This is why I can't watch Boogie Nights

Tuesday, May 8, 2012

I cannot watch Boogie Nights.

When I was 19, I smoked a blunt with one of my college boyfriends, who I always refer to as Flip Phone because he dumped me on my flip phone the weekend before finals my sophomore year. We were getting ready to watch Boogie Nights in his house. At the time, I didn’t smoke, but I had taken a few hits off of joints before and, of course, there was that time I smoked from a pipe so that I would fit in with the boy who played bass at one of our shows.  I thought nothing of the impending blunt. After my first hit, I got so lightheaded that for a second I thought I was already high. Then I took it twice more and ended up fa-reaking out. I was dizzy as hell, I couldn’t stand without leaning completely against a wall, I started to sweat in the chilly, night air, and I thought I was going to vomit everywhere. It was the worst time. That’s what I said when it was over, “that was the worst time I’ve had in 3 months,” which was true, and also the duration of our relationship.
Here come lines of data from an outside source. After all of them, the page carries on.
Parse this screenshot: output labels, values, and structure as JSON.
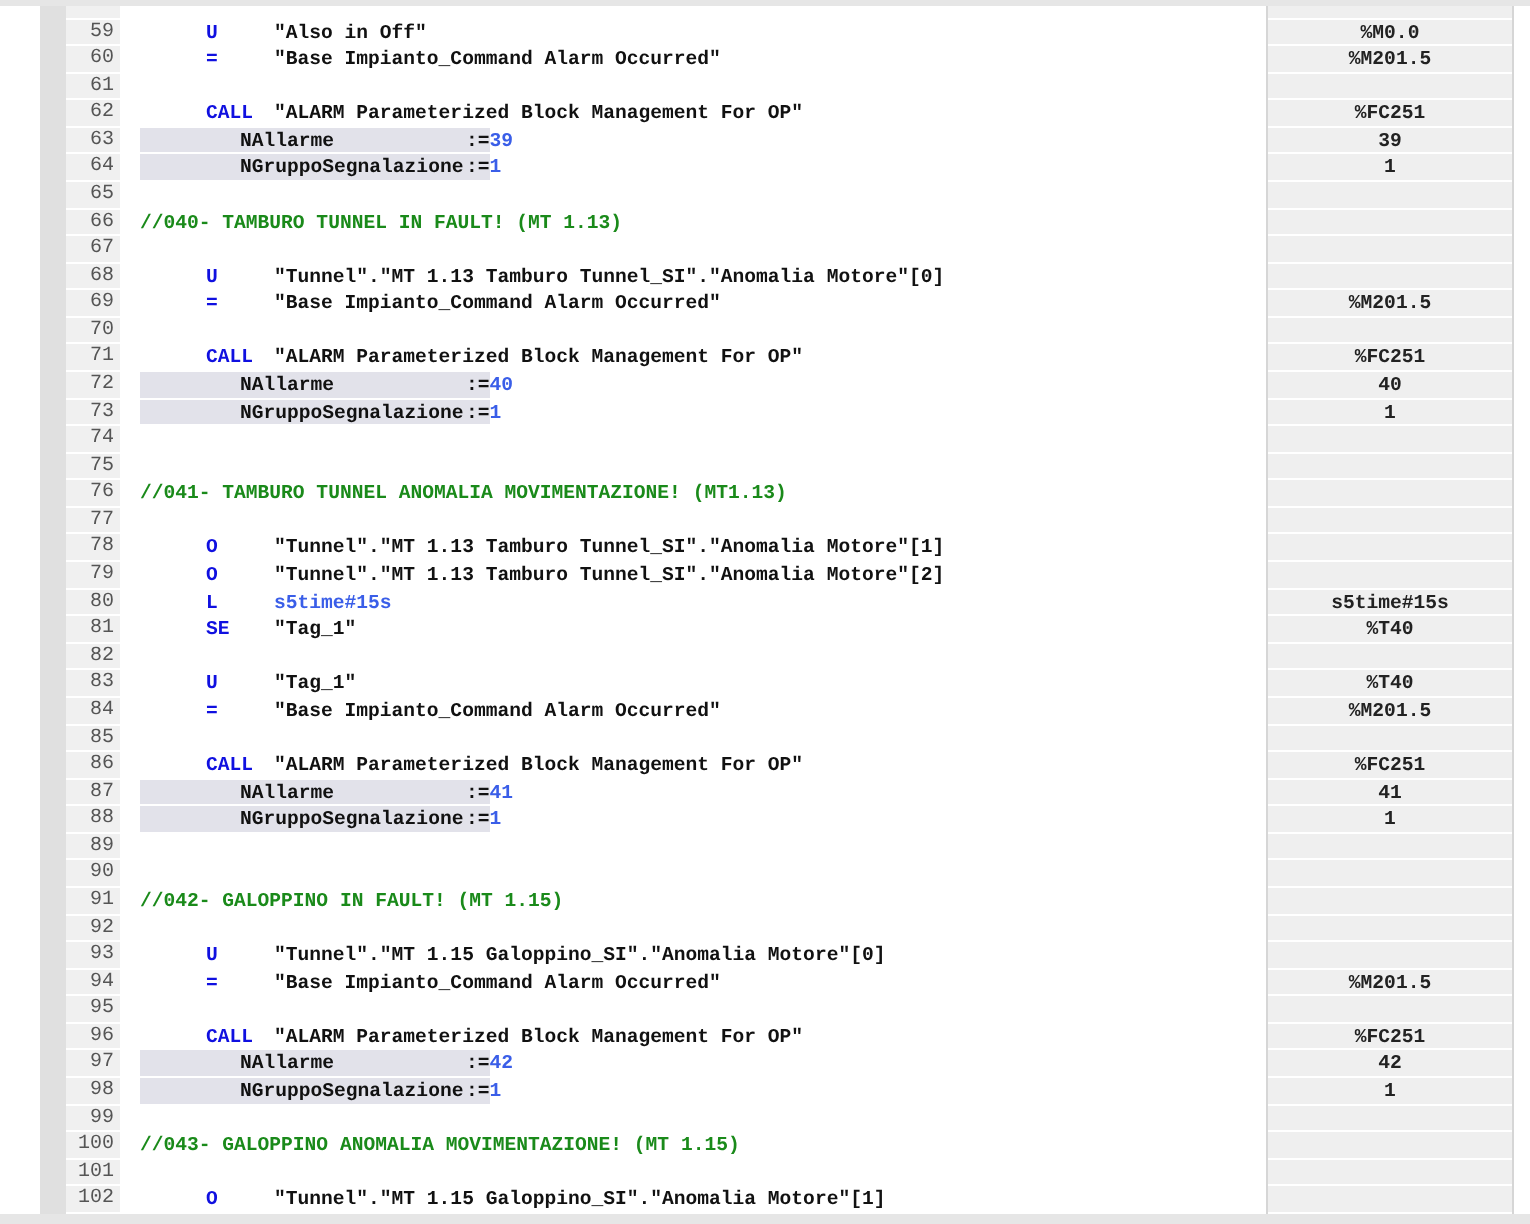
{
  "lines": [
    {
      "number": "59",
      "kind": "instr",
      "op": "U",
      "operand": "\"Also in Off\"",
      "address": "%M0.0"
    },
    {
      "number": "60",
      "kind": "instr",
      "op": "=",
      "operand": "\"Base Impianto_Command Alarm Occurred\"",
      "address": "%M201.5"
    },
    {
      "number": "61",
      "kind": "blank"
    },
    {
      "number": "62",
      "kind": "instr",
      "op": "CALL",
      "operand": "\"ALARM Parameterized Block Management For OP\"",
      "address": "%FC251"
    },
    {
      "number": "63",
      "kind": "param",
      "name": "NAllarme",
      "assign": ":=",
      "value": "39",
      "address": "39"
    },
    {
      "number": "64",
      "kind": "param",
      "name": "NGruppoSegnalazione",
      "assign": ":=",
      "value": "1",
      "address": "1"
    },
    {
      "number": "65",
      "kind": "blank"
    },
    {
      "number": "66",
      "kind": "comment",
      "text": "//040- TAMBURO TUNNEL IN FAULT! (MT 1.13)"
    },
    {
      "number": "67",
      "kind": "blank"
    },
    {
      "number": "68",
      "kind": "instr",
      "op": "U",
      "operand": "\"Tunnel\".\"MT 1.13 Tamburo Tunnel_SI\".\"Anomalia Motore\"[0]"
    },
    {
      "number": "69",
      "kind": "instr",
      "op": "=",
      "operand": "\"Base Impianto_Command Alarm Occurred\"",
      "address": "%M201.5"
    },
    {
      "number": "70",
      "kind": "blank"
    },
    {
      "number": "71",
      "kind": "instr",
      "op": "CALL",
      "operand": "\"ALARM Parameterized Block Management For OP\"",
      "address": "%FC251"
    },
    {
      "number": "72",
      "kind": "param",
      "name": "NAllarme",
      "assign": ":=",
      "value": "40",
      "address": "40"
    },
    {
      "number": "73",
      "kind": "param",
      "name": "NGruppoSegnalazione",
      "assign": ":=",
      "value": "1",
      "address": "1"
    },
    {
      "number": "74",
      "kind": "blank"
    },
    {
      "number": "75",
      "kind": "blank"
    },
    {
      "number": "76",
      "kind": "comment",
      "text": "//041- TAMBURO TUNNEL ANOMALIA MOVIMENTAZIONE! (MT1.13)"
    },
    {
      "number": "77",
      "kind": "blank"
    },
    {
      "number": "78",
      "kind": "instr",
      "op": "O",
      "operand": "\"Tunnel\".\"MT 1.13 Tamburo Tunnel_SI\".\"Anomalia Motore\"[1]"
    },
    {
      "number": "79",
      "kind": "instr",
      "op": "O",
      "operand": "\"Tunnel\".\"MT 1.13 Tamburo Tunnel_SI\".\"Anomalia Motore\"[2]"
    },
    {
      "number": "80",
      "kind": "load",
      "op": "L",
      "operand": "s5time#15s",
      "address": "s5time#15s"
    },
    {
      "number": "81",
      "kind": "instr",
      "op": "SE",
      "operand": "\"Tag_1\"",
      "address": "%T40"
    },
    {
      "number": "82",
      "kind": "blank"
    },
    {
      "number": "83",
      "kind": "instr",
      "op": "U",
      "operand": "\"Tag_1\"",
      "address": "%T40"
    },
    {
      "number": "84",
      "kind": "instr",
      "op": "=",
      "operand": "\"Base Impianto_Command Alarm Occurred\"",
      "address": "%M201.5"
    },
    {
      "number": "85",
      "kind": "blank"
    },
    {
      "number": "86",
      "kind": "instr",
      "op": "CALL",
      "operand": "\"ALARM Parameterized Block Management For OP\"",
      "address": "%FC251"
    },
    {
      "number": "87",
      "kind": "param",
      "name": "NAllarme",
      "assign": ":=",
      "value": "41",
      "address": "41"
    },
    {
      "number": "88",
      "kind": "param",
      "name": "NGruppoSegnalazione",
      "assign": ":=",
      "value": "1",
      "address": "1"
    },
    {
      "number": "89",
      "kind": "blank"
    },
    {
      "number": "90",
      "kind": "blank"
    },
    {
      "number": "91",
      "kind": "comment",
      "text": "//042- GALOPPINO IN FAULT! (MT 1.15)"
    },
    {
      "number": "92",
      "kind": "blank"
    },
    {
      "number": "93",
      "kind": "instr",
      "op": "U",
      "operand": "\"Tunnel\".\"MT 1.15 Galoppino_SI\".\"Anomalia Motore\"[0]"
    },
    {
      "number": "94",
      "kind": "instr",
      "op": "=",
      "operand": "\"Base Impianto_Command Alarm Occurred\"",
      "address": "%M201.5"
    },
    {
      "number": "95",
      "kind": "blank"
    },
    {
      "number": "96",
      "kind": "instr",
      "op": "CALL",
      "operand": "\"ALARM Parameterized Block Management For OP\"",
      "address": "%FC251"
    },
    {
      "number": "97",
      "kind": "param",
      "name": "NAllarme",
      "assign": ":=",
      "value": "42",
      "address": "42"
    },
    {
      "number": "98",
      "kind": "param",
      "name": "NGruppoSegnalazione",
      "assign": ":=",
      "value": "1",
      "address": "1"
    },
    {
      "number": "99",
      "kind": "blank"
    },
    {
      "number": "100",
      "kind": "comment",
      "text": "//043- GALOPPINO ANOMALIA MOVIMENTAZIONE! (MT 1.15)"
    },
    {
      "number": "101",
      "kind": "blank"
    },
    {
      "number": "102",
      "kind": "instr",
      "op": "O",
      "operand": "\"Tunnel\".\"MT 1.15 Galoppino_SI\".\"Anomalia Motore\"[1]"
    }
  ]
}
It was awful. It felt like the entirety of San Luis Obispo was on a tilt-a-whirl. I was so embarrassed and angry! I wobbled into the bathroom for what felt like three hours. Flip Phone told me to sit down, and I really should have immediately, but the second he suggested it I grew belligerent and refused because, what? I don’t know? I didn’t want the marijuana to win? “I’m sorry, I’m sorry, I’m sorry,” because I couldn’t even look at anything except focus on nothing in the distance while thinking about how I was having the worst time I’ve had in 3 months.

Boogie Nights was on the in livingroom and that's why I can't watch Boogie Nights.